Source: Michael Burke: EdSource
“Never before have we seen so many people applying to UC and CSU. And the reality is college is ever expensive, and it’s not just the tuition, it’s the nontuition costs. So that’s what our bill is getting at,” said Assemblymember Kevin McCarty, D-Sacramento, an author of the bill and chair of the Assembly’s subcommittee on education finance. “And we hope the governor has something in his May revise. If not, we’ll negotiate. This is a top priority for the Assembly.”
For the second consecutive year, a major overhaul to California’s main financial aid program is being proposed by lawmakers who say the current system is overly complex and excludes too many students from getting aid.

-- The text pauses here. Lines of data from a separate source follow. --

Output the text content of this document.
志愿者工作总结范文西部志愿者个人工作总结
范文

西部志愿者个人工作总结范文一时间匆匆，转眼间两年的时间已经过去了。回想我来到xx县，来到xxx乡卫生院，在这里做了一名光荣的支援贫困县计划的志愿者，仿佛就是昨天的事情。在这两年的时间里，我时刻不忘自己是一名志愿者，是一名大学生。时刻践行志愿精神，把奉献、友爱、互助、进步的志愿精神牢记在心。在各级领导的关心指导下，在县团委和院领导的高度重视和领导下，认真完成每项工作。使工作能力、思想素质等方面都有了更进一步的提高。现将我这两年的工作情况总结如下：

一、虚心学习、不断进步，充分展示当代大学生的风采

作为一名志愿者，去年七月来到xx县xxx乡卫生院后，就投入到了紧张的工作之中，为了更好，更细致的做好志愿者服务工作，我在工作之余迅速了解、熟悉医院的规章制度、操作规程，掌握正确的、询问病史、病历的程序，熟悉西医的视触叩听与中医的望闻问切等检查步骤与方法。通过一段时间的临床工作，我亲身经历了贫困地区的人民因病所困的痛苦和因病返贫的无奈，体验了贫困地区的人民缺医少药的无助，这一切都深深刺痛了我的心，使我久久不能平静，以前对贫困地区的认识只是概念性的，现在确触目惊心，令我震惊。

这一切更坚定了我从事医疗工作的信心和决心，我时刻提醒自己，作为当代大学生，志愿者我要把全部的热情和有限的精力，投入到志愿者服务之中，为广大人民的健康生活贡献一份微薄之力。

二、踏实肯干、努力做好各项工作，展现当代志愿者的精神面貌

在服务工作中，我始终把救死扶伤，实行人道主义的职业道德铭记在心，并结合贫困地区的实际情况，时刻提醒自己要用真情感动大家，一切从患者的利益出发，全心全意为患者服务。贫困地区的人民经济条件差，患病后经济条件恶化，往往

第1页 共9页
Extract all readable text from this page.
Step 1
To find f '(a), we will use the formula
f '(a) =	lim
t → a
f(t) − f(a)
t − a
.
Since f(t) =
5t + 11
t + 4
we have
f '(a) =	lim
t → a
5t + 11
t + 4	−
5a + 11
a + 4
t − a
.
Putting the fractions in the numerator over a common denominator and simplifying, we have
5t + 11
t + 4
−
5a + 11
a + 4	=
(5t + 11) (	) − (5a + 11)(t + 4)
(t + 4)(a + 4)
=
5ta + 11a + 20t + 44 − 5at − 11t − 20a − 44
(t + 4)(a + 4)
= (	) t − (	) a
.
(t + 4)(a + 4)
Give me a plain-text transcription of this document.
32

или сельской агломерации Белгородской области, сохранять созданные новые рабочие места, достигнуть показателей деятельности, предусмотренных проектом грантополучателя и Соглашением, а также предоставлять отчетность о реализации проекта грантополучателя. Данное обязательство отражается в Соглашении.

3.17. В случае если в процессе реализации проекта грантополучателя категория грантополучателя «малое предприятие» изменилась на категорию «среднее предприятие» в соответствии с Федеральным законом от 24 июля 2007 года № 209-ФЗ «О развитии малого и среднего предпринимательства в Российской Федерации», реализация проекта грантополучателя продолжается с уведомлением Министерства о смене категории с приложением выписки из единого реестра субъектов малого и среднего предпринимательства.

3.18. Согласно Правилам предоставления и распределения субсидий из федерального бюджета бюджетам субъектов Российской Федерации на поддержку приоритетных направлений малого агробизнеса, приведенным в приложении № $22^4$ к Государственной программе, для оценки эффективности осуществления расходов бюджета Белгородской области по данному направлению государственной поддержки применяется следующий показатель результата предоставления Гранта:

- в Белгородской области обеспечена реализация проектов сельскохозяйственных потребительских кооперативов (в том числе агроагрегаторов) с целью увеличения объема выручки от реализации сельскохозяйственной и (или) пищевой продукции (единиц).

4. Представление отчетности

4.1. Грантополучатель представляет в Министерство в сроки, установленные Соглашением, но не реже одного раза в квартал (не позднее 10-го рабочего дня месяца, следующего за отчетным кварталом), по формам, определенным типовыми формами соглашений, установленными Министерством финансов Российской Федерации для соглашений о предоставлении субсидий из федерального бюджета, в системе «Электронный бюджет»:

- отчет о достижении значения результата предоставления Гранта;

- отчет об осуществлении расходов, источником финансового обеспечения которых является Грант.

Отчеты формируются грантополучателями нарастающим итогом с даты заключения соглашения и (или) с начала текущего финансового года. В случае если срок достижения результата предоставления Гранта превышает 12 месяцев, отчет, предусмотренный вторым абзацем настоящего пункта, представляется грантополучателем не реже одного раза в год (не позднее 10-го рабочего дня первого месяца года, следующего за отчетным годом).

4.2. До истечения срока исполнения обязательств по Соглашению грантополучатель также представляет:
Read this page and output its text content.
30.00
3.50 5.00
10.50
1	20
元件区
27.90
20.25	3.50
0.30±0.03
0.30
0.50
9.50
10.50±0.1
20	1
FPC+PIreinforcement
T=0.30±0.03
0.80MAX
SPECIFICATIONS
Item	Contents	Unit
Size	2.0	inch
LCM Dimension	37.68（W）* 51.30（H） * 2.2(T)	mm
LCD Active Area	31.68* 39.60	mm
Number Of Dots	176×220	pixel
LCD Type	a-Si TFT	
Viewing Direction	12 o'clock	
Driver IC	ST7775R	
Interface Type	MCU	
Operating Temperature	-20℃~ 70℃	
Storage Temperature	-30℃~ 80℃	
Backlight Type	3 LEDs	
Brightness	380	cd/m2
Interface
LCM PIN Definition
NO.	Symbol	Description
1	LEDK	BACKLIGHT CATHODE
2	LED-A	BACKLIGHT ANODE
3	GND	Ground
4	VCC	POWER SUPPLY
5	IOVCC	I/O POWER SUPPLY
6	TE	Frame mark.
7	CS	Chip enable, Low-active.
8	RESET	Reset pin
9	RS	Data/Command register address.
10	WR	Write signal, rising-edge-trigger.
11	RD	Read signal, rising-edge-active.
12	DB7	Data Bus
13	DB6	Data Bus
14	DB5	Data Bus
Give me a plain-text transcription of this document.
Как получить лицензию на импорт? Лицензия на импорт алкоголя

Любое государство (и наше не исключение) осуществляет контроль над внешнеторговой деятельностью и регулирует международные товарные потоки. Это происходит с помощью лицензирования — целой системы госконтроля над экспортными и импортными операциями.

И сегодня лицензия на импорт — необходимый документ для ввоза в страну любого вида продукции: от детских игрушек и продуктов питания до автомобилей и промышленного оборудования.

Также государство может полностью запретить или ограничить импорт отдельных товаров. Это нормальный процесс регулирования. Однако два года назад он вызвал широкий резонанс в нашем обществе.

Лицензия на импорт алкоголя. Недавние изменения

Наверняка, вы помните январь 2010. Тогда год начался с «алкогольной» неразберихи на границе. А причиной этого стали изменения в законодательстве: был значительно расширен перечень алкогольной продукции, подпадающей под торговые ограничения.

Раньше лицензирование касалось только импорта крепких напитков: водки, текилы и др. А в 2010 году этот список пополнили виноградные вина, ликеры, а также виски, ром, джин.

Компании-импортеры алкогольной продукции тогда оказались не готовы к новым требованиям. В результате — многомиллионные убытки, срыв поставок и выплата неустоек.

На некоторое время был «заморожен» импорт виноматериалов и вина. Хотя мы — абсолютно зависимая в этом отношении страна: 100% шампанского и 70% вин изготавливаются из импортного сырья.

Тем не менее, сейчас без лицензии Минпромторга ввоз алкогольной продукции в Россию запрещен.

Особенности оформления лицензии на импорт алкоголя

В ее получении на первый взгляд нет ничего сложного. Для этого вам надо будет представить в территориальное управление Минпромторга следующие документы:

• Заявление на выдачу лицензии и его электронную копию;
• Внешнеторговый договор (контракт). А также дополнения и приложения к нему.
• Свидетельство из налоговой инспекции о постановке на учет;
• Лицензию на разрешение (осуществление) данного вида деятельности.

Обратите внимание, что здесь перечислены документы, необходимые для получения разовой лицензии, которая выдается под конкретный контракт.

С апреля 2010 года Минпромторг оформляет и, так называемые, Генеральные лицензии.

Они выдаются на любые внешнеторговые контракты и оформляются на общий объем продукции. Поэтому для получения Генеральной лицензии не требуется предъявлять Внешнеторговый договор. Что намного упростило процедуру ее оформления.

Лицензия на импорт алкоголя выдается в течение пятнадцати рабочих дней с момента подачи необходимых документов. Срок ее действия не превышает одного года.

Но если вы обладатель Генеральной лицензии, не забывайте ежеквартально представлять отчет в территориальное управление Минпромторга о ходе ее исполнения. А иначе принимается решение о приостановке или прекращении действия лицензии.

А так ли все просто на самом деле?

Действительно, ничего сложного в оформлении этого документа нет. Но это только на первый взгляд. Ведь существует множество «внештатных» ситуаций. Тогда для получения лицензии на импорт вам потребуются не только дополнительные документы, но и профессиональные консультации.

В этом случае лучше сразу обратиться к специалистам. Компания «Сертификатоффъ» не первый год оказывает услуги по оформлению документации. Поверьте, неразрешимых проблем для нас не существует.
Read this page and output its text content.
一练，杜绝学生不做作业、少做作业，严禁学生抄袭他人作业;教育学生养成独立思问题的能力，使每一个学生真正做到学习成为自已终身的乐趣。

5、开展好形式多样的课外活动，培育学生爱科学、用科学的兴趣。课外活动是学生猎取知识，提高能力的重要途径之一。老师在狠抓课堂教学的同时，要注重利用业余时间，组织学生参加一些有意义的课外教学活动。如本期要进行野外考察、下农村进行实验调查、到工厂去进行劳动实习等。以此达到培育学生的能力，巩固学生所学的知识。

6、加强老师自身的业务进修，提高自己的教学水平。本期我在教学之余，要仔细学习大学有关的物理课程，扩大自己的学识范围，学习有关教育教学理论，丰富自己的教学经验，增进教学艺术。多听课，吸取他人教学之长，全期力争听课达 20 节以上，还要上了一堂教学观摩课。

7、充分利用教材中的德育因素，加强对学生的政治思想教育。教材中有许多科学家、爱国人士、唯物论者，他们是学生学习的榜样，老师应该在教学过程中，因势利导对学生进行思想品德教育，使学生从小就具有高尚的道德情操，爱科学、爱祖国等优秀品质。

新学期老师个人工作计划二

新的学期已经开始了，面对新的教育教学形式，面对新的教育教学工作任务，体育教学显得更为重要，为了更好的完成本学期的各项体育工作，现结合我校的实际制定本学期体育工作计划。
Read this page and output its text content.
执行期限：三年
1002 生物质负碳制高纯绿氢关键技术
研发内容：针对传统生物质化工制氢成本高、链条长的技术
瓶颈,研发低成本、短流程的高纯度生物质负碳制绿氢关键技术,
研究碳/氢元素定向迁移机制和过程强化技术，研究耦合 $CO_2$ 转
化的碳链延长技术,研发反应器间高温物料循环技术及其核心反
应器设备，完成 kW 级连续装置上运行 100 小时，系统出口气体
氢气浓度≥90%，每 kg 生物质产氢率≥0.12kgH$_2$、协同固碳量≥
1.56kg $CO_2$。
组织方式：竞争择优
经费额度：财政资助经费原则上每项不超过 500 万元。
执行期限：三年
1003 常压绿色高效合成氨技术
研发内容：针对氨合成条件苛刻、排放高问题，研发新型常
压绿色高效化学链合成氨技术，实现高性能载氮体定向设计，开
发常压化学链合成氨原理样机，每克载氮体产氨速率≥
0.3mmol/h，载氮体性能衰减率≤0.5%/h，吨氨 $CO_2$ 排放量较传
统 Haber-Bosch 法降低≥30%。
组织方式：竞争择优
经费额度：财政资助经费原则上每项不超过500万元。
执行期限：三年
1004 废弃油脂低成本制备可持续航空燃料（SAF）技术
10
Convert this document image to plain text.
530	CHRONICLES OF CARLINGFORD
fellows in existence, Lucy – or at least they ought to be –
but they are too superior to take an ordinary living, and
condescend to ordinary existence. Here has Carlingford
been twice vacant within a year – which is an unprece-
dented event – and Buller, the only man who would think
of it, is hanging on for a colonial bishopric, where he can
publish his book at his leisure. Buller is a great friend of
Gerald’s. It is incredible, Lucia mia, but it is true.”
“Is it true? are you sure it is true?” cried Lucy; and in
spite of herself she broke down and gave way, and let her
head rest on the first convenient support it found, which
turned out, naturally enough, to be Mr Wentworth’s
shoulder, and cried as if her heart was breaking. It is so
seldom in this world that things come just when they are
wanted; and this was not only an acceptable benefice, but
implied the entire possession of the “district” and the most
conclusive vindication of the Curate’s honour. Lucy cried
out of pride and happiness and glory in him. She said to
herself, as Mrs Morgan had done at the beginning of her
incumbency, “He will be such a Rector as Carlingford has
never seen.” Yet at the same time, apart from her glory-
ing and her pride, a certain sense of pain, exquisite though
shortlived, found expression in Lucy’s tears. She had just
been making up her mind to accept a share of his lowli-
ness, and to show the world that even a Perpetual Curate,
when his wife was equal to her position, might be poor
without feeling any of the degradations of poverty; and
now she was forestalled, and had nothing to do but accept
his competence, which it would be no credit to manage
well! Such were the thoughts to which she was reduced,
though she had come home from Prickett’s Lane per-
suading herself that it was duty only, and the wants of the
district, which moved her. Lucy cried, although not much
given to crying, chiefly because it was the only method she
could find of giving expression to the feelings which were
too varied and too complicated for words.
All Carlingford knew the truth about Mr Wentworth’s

And for the second consecutive year, whether that proposal becomes state law is largely up to Gov. Gavin Newsom. Last fall, the governor vetoed Assembly Bill 1456 after it received unanimous support in the Legislature. Newsom said at the time that while he agreed changes were needed to the Cal Grant, the proposal was too costly and needed to be dealt with during the state’s annual budget process.
This year, the same lawmakers that were behind AB 1456 have introduced AB 1746, which would similarly expand access to the awards by eliminating GPA requirements for community college students and guaranteeing awards to students eligible for a federal Pell Grant. It would also simplify the Cal Grant program.